August 22, 2016
Gold for Brexit
We were wondering whether we would have the chance to mention the Olympics in our newsbriefing without going off topic. The opportunity has miraculously presented itself as the UK government now wants to capitalise on the performance of the UK team, which came second overall in Rio, and harness the same spirit in the forthcoming Brexit preparations, The Times reports. The article is complete and utter nonsense, of course. But the Olympics are important in one respect. For now, at least, they have strengthened the illusion that the UK could succeed on its own, and that is a message the British government will peddle in the tough negotiations that lie ahead. In particular, it may tilt the British approach towards Brexit towards a further distance from the EU, and it takes the wind of the sail of embittered Remainers, who had hoped that the country will soon collectively regret the Brexit vote, and clamour for another referendum.

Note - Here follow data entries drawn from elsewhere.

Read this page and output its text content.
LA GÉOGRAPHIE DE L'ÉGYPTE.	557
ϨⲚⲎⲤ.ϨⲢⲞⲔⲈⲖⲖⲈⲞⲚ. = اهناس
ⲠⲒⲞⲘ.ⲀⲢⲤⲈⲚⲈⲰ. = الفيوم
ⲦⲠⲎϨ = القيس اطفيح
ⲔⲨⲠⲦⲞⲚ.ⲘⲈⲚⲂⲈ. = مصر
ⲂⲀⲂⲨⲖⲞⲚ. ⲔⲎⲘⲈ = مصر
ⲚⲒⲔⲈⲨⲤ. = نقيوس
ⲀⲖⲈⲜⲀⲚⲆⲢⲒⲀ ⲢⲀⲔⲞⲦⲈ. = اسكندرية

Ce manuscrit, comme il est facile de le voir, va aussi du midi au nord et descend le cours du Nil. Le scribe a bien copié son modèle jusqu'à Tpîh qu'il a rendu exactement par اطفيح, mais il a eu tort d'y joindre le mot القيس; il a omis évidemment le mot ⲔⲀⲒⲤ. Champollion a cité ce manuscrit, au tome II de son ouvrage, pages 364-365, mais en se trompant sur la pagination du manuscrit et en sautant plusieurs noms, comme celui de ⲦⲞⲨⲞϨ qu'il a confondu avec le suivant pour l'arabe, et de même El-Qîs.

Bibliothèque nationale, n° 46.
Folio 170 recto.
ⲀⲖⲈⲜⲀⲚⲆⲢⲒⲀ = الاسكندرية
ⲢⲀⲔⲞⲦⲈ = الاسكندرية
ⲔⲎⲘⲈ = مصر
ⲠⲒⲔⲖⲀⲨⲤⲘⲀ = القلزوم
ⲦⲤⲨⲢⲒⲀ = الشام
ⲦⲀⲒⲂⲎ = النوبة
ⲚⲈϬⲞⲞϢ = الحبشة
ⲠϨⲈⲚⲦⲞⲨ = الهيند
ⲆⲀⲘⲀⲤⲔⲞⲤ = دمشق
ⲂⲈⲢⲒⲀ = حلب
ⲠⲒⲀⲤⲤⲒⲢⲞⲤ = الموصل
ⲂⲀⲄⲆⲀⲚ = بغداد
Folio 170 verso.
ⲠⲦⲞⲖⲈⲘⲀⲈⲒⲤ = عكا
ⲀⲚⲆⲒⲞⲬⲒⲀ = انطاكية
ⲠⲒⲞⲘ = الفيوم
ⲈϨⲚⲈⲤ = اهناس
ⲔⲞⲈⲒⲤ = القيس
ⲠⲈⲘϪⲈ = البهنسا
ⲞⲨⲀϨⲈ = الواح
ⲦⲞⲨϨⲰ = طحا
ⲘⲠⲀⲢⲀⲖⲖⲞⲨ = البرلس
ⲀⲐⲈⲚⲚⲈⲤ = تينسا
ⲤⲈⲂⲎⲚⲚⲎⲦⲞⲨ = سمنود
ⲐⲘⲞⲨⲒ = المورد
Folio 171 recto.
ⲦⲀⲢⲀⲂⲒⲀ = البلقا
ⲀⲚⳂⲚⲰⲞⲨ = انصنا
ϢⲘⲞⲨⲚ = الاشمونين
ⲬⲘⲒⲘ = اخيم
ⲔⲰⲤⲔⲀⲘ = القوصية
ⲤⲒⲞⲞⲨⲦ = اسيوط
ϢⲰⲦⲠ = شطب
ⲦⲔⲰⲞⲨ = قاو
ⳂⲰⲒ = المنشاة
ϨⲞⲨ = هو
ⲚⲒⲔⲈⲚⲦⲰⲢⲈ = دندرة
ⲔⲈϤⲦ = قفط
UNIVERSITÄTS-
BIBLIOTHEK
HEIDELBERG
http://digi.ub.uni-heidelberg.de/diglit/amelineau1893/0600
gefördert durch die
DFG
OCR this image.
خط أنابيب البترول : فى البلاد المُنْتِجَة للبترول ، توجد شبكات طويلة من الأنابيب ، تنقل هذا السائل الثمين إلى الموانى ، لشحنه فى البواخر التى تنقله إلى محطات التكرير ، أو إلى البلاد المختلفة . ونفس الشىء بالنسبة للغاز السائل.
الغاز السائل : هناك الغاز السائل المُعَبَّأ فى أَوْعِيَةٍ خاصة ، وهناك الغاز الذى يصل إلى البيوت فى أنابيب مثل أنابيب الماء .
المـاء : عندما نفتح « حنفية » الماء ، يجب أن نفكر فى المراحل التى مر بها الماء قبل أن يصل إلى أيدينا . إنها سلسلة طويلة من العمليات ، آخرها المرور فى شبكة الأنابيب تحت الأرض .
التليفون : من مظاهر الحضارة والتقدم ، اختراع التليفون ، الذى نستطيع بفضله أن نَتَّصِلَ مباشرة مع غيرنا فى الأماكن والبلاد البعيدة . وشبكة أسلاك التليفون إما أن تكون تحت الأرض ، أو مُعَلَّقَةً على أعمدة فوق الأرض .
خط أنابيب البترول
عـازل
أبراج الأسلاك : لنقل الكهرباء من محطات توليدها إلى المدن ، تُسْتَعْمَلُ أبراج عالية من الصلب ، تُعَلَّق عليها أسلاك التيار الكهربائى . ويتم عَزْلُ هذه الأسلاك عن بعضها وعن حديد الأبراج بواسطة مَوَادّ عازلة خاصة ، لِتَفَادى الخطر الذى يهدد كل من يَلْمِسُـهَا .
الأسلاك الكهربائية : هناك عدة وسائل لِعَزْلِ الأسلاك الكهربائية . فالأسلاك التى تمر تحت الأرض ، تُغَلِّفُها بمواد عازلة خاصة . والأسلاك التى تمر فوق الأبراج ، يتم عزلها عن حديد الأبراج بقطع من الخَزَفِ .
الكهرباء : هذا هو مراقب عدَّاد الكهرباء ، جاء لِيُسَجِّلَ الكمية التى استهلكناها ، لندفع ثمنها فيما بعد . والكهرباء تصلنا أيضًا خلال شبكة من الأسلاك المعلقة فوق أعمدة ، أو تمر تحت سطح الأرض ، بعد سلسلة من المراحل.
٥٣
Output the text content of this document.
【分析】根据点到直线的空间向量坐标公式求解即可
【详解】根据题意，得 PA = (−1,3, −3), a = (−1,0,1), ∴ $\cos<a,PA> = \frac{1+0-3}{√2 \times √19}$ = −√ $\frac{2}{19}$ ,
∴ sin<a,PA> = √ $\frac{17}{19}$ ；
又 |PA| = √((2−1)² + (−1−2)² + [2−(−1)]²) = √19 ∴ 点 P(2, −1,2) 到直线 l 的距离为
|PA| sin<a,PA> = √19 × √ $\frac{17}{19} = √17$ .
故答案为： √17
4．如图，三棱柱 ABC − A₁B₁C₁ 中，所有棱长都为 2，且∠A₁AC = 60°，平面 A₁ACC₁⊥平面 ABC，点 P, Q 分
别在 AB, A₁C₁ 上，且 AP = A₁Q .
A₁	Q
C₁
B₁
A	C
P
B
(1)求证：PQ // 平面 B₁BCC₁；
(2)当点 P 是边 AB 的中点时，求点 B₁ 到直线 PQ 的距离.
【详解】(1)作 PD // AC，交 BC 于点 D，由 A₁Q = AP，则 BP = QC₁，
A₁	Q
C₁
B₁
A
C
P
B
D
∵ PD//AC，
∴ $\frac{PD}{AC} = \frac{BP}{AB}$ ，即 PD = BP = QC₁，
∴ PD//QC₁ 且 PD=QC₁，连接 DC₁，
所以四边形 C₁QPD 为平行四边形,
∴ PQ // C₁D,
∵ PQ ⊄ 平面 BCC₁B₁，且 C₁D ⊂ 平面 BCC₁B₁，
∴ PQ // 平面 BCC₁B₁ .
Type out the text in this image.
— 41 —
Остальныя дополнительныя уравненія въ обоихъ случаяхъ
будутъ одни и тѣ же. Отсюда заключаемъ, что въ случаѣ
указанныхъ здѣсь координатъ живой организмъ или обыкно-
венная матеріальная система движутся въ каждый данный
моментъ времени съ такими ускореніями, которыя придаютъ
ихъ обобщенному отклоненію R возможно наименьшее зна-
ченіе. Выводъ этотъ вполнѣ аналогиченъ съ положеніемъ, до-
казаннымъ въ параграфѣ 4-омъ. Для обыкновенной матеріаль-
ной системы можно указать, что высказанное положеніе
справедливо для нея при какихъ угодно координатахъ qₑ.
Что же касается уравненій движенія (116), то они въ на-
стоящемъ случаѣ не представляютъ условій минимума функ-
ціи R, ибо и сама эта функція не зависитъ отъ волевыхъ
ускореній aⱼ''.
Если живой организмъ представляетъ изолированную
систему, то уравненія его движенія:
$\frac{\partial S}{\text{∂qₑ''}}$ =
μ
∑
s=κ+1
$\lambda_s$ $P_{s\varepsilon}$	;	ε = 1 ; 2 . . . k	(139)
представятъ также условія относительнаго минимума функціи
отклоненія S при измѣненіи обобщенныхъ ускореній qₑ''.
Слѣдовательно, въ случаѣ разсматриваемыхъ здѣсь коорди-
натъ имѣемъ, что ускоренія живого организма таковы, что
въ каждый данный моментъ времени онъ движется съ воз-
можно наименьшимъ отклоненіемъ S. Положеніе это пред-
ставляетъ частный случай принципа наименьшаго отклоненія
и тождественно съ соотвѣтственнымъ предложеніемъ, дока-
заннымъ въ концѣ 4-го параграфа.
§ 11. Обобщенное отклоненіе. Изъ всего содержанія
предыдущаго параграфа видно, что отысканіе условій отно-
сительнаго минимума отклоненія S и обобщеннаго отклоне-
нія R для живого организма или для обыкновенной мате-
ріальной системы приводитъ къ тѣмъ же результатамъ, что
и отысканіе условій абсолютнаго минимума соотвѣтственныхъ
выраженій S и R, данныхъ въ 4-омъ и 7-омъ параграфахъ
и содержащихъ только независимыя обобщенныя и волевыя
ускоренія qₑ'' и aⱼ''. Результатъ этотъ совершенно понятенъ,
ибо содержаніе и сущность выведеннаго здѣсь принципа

We very much agree with Charles Grant's comments, as reported in the Guardian, that government ministers are hopelessly unprepared for what lies ahead - even now two months after the vote (something that, we suppose, distinguishes them from the gold medal winners in Rio). Brexit will happen of course, Grant said, but it is going to be extremely difficult, and will take a long time. The Times also mentions that Theresa May will use her speech at the Conservative Party conference in October to reflect on the successes of the Olympics as a backdrop to her new industrial strategy, which is based on picking winners in certain high-tech industries based around university towns, such as Bristol.
Of the many Brexit comments, one we noted was by Simon Wren-Lewis, an Oxford economist who used to make a very strong case for Remain during the campaign, and who is now bitterly complaining about reactions from journalists who are criticising him and other colleagues for overstating the Remain case. We believe that some of the criticisms of the economics profession are justified - up to a point, since we will not know the long-term impact which may well be negative - a possibility we, too, would acknowledge. However, we believe that economists, as a profession, will need a thicker skin especially if they engage in public debates as they did during the Brexit campaign. When they do so, they should not be surprised that the outside world examines their record, and tests their forecasts against reality. The outside world, too, has noted that the standard macroeconomic models that have been in use for the last 15-20 years have not only famously failed to predict the financial crisis, they misjudged much of what has been going on since.